別の例の場合、発現カセットがＡＡＶ構築物に含まれる場合、カセットは、ＡＡＶＩＴＲまたは第２の発現カセットと同じ向きである（例えば、発現カセットの転写は、ＡＡＶＩＴＲまたは第２の発現カセットの転写と同じ方向に進行する）か、反対の方向である（例えば、発現カセットの転写は、ＡＡＶＩＴＲまたは第２の発現カセットの転写と反対向き［例えば、遠位］に進行する）かいずれかであり得る。ＡＡＶＩＴＲは指向的である。例えば、図１（上段）に例示される５’ＩＴＲを含むＡＡＶ構築物は、ＨｅｘＡ発現カセットと同じ向きである。別の例において、図１（下段）に例示される５’ＩＴＲを含むＡＡＶ構築物は、ＨｅｘＡ発現カセットと反対向きである。

証拠の大部分は、バイシストロニック発現構築物が、シストロンを１つだけ含有する発現系と比較して最適な発現レベルをしばしば実現しないことを示唆している。２つ以上のプロモーターエレメントを含むバイシストロニック発現構築物により実現される標準以下の発現レベルの示唆される原因のうちの１つは、プロモーター干渉の現象である（例えば、Curtin JA, Dane AP, Swanson A, Alexander IE, Ginn SL. Bidirectional promoter interference between two widely used internal heterologous promoters in a late-generation lentiviral construct. Gene Ther. 2008 Mar;15(5):384-90；および、Martin-Duque P, Jezzard S, Kaftansis L, Vassaux G. Direct comparison of the insulating properties of two genetic elements in an adenoviral vector containing two different expression cassettes. Hum Gene Ther. 2004 Oct;15(10):995-1002を参照のこと；両方の参照は、プロモーター干渉現象の開示のために参照により本明細書に組み込まれる）。プロモーター干渉の問題を解決するために様々な戦略、例えば、内部リボソーム進入部位によって分離されている複数のコード核酸配列の転写を駆動するプロモーターを１つだけ含むバイシストロニック発現構築物を作製することによる、または専用のプロモーターを含むシストロンを転写絶縁エレメントで分離することによる、が提案されてきた。プロモーター干渉を解決するために提案された全ての戦略は、しかしながら、独自の一組の問題で悩まされる。例えば、複数のシストロンを単一プロモーターで駆動する発現は、シストロンの一様でない発現レベルを通常もたらす。さらに、一部のプロモーターは、効率的に分離され得ず、分離エレメントは、一部の遺伝子運搬ベクター、例えば、一部のレトロウイルスベクターに適合しない。

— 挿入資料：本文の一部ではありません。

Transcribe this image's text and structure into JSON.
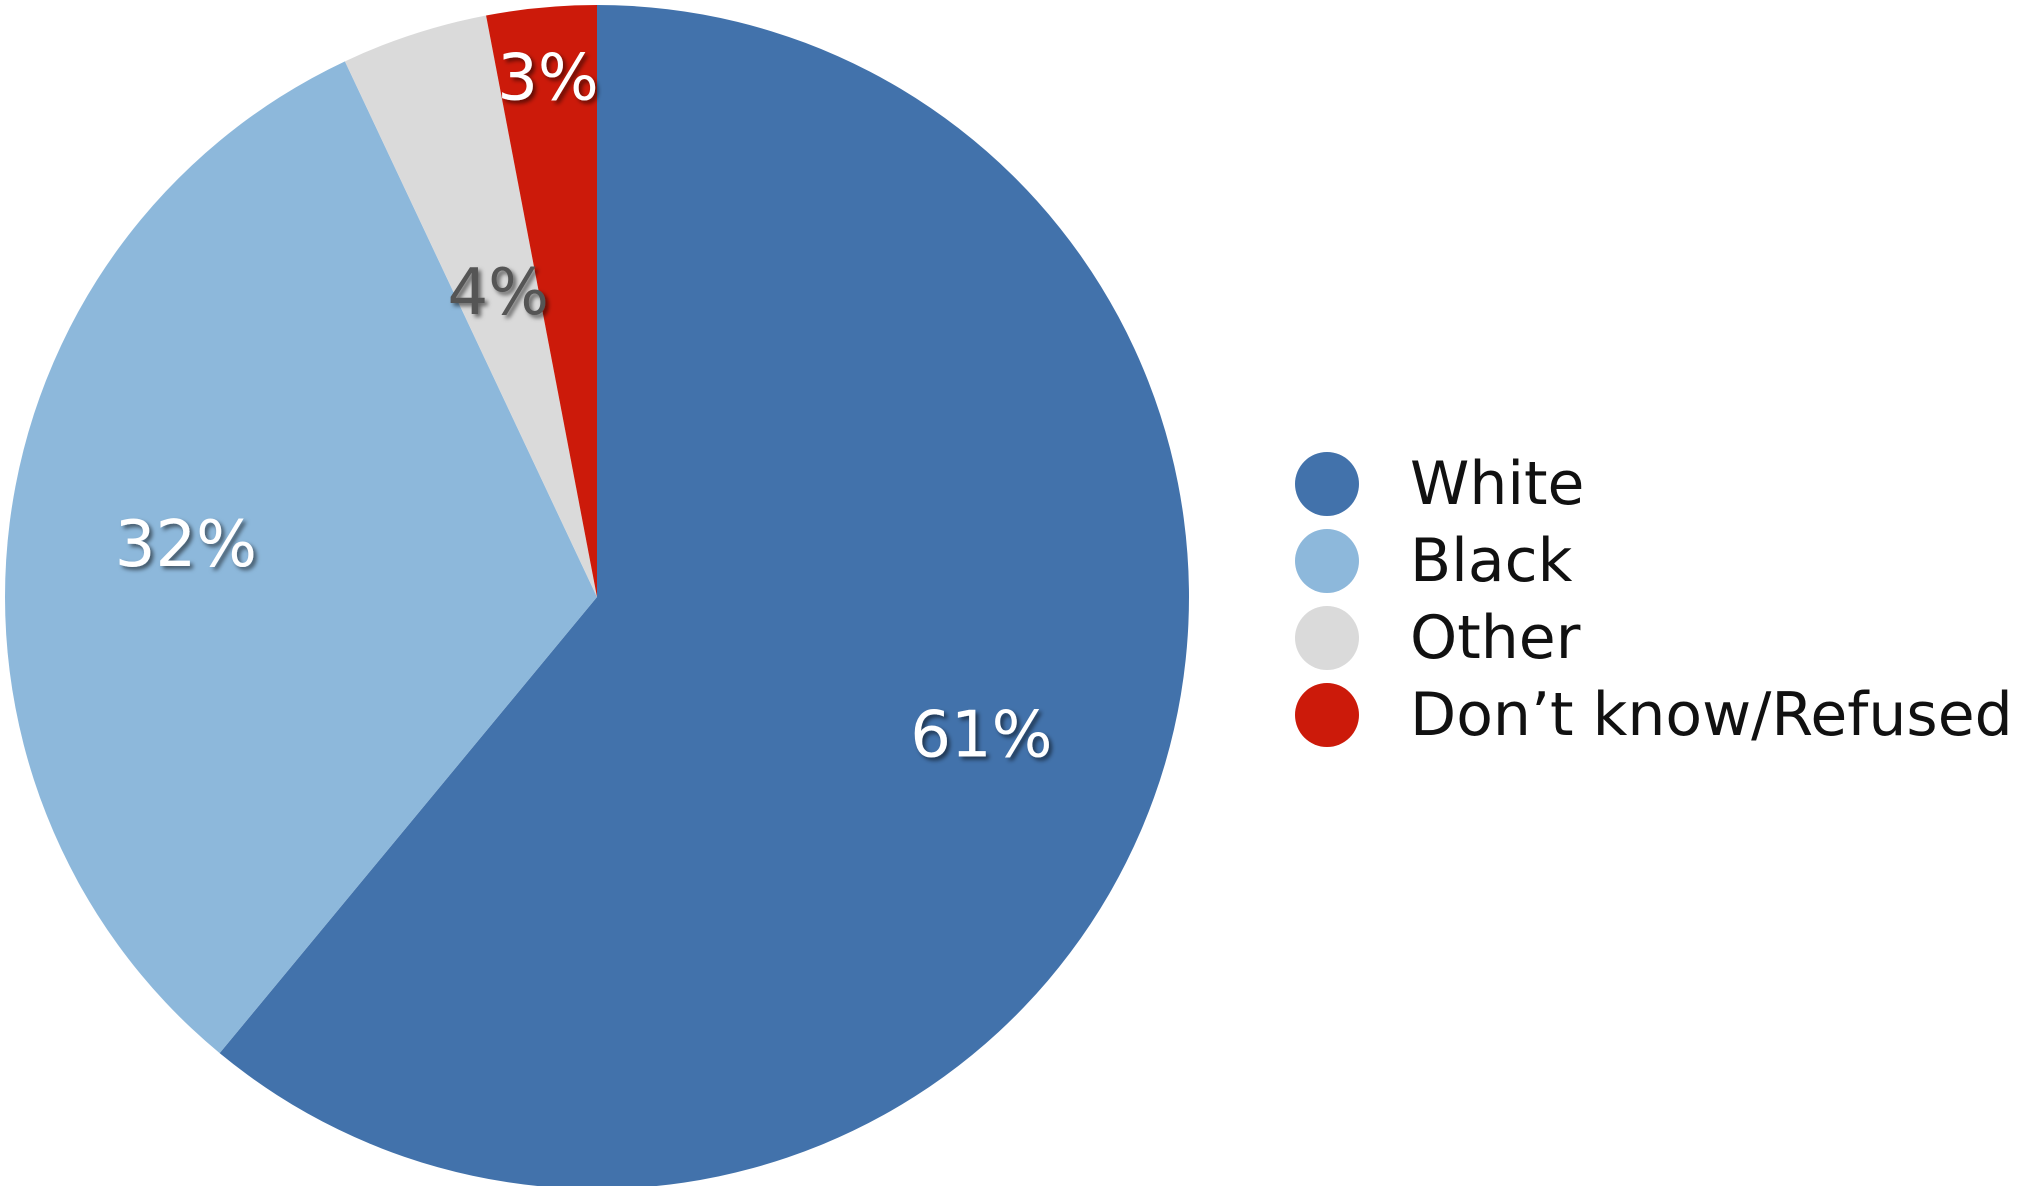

一部の実施形態において、転写絶縁エレメントを使用せずに第１のプロモーターによって駆動される第１のコード核酸配列および第２のプロモーターによって駆動される第２のコード核酸配列の効果的な発現を可能にするバイシストロニック発現構築物が、提供される。そのようなバイシストロニック発現構築物の様々な構成、例えば、イントロンを含む第１の発現カセットおよびイントロンを含む第２の発現カセットを保有する発現構築物が、本明細書に提供され、ここで第１の発現カセットおよび第２の発現カセットは、第１の発現カセットおよび第２の発現カセットに隣接するＡＡＶＩＴＲに近位に設置される別々のプロモーターの制御下にある。一部の実施形態において、第１の発現カセットおよび第２の発現カセットは、双方向性プロモーターによって作動可能に連結されており、ＡＡＶＩＴＲに隣接している。

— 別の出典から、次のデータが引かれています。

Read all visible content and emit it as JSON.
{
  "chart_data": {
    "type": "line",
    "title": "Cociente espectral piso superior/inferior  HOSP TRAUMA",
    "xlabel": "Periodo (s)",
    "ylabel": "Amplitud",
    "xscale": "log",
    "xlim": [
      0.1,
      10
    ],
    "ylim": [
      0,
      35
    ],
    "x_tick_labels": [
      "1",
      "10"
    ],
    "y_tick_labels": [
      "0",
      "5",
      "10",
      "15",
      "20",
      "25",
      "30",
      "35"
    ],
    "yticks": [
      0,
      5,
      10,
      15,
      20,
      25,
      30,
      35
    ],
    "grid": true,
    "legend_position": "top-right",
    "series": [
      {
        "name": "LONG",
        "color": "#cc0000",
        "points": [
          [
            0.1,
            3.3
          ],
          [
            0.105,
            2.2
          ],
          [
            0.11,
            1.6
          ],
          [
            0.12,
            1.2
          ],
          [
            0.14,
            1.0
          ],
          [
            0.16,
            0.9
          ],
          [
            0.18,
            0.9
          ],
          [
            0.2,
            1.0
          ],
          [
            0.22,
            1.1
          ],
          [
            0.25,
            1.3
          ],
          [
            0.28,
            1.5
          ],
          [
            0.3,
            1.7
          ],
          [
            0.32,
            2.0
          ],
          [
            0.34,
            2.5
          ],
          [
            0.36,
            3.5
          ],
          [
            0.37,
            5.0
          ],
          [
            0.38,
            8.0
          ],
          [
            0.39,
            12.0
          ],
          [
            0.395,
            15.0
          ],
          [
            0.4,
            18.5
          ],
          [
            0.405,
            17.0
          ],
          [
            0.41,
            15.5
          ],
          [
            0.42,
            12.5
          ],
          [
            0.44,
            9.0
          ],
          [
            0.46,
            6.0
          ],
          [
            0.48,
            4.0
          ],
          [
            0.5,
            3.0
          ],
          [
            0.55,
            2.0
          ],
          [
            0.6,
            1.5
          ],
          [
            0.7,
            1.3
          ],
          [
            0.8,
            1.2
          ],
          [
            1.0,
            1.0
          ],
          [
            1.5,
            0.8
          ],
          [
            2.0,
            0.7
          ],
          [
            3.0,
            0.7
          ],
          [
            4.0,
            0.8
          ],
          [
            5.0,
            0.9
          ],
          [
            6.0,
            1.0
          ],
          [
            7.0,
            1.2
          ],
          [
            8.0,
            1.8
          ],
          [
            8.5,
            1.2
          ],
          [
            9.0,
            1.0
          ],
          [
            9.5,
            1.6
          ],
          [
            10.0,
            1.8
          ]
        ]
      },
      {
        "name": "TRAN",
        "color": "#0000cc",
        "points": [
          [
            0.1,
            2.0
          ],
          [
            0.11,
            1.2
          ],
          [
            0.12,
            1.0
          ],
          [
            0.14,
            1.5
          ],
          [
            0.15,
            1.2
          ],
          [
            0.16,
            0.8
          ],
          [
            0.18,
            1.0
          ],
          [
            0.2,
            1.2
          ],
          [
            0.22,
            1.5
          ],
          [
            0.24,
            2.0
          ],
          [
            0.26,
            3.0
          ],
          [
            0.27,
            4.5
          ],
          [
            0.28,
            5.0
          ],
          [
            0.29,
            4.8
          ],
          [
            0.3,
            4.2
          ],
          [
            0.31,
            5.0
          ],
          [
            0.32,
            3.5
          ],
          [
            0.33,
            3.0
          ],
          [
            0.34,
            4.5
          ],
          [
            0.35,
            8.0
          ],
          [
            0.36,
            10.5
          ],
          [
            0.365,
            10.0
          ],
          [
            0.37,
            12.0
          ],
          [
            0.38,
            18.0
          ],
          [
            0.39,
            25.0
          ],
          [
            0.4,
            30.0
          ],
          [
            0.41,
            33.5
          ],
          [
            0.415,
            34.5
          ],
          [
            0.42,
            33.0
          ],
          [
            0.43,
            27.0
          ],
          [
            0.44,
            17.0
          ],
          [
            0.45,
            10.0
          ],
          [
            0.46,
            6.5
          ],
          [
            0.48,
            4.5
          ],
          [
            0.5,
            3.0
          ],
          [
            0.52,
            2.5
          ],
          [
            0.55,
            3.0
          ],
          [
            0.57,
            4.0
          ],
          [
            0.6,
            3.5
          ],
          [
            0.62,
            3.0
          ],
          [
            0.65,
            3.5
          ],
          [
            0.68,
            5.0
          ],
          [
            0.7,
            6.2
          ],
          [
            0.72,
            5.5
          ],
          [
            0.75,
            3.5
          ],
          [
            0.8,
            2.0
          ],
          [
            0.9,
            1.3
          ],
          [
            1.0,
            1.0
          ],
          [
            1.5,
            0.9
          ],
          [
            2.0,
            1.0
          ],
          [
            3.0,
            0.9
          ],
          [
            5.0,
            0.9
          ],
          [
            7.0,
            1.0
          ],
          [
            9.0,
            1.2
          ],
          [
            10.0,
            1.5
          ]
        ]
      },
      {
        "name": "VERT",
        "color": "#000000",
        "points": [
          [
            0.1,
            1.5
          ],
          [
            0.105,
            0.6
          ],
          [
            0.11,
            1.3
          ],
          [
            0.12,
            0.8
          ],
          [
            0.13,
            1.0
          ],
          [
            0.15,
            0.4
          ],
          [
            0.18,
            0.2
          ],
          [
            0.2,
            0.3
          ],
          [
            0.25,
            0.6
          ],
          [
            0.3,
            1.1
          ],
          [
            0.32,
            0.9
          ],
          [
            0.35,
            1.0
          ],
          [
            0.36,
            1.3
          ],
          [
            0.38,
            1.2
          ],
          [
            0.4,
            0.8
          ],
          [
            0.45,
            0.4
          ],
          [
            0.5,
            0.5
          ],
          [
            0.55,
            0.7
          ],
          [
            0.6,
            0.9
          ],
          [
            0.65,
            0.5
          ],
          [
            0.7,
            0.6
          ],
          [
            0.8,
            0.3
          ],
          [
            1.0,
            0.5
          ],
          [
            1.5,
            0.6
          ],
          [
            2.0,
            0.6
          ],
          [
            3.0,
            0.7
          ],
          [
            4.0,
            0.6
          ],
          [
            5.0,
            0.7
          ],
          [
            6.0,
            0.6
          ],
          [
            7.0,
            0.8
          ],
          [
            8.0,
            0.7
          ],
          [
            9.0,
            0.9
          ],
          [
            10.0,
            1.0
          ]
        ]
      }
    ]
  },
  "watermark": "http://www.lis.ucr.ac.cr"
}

一部の実施形態において、２つ以上のコード核酸配列の効果的な発現を可能にするバイシストロニック発現構築物が、提供される。一部の実施形態において、バイシストロニック発現構築物は、発現カセットを２つ含む。一部の実施形態において、本明細書に提供したバイシストロニック発現構築物の第１の発現カセットは、ＲＮＡポリメラーゼＩＩプロモーターを含み、第２の発現カセットは、ＲＮＡポリメラーゼＩＩＩプロモーターを含む。一部の実施形態において、第１の発現カセットはＰ２プロモーターを含み、第２の発現カセットはＰ２プロモーターを含む。一部の実施形態において、第１の発現カセットおよび第２の発現カセットは、双方向性プロモーターによって作動可能に連結されている。一部の実施形態において、提供されるバイシストロニック発現構築物は、組換えＡＡＶ（ｒＡＡＶ）構築物である。

組換えアデノ随伴ウイルス（ｒＡＡＶ）
一部の態様において、本開示は、単離されたアデノ随伴ウイルス（ＡＡＶ）を提供する。ＡＡＶに関連して本明細書で使用される場合、用語「単離された」とは、人工的に作製されたまたは得られたＡＡＶのことを指す。単離されたＡＡＶは、組換え方法を使用して作製されてもよい。そのようなＡＡＶは、ここでは「組換えＡＡＶ」と称される。組換えＡＡＶ（ｒＡＡＶ）は、ｒＡＡＶのヌクレアーゼおよび／または導入遺伝子が１つまたは複数の予め定めた組織に特異的に送達されることになるような組織特異的標的化能力を好ましくは有する。ＡＡＶカプシドは、これらの組織特異的標的化能力を決定するのに重要なエレメントである。したがって、標的される組織に適当なカプシドを有するｒＡＡＶが、選択され得る。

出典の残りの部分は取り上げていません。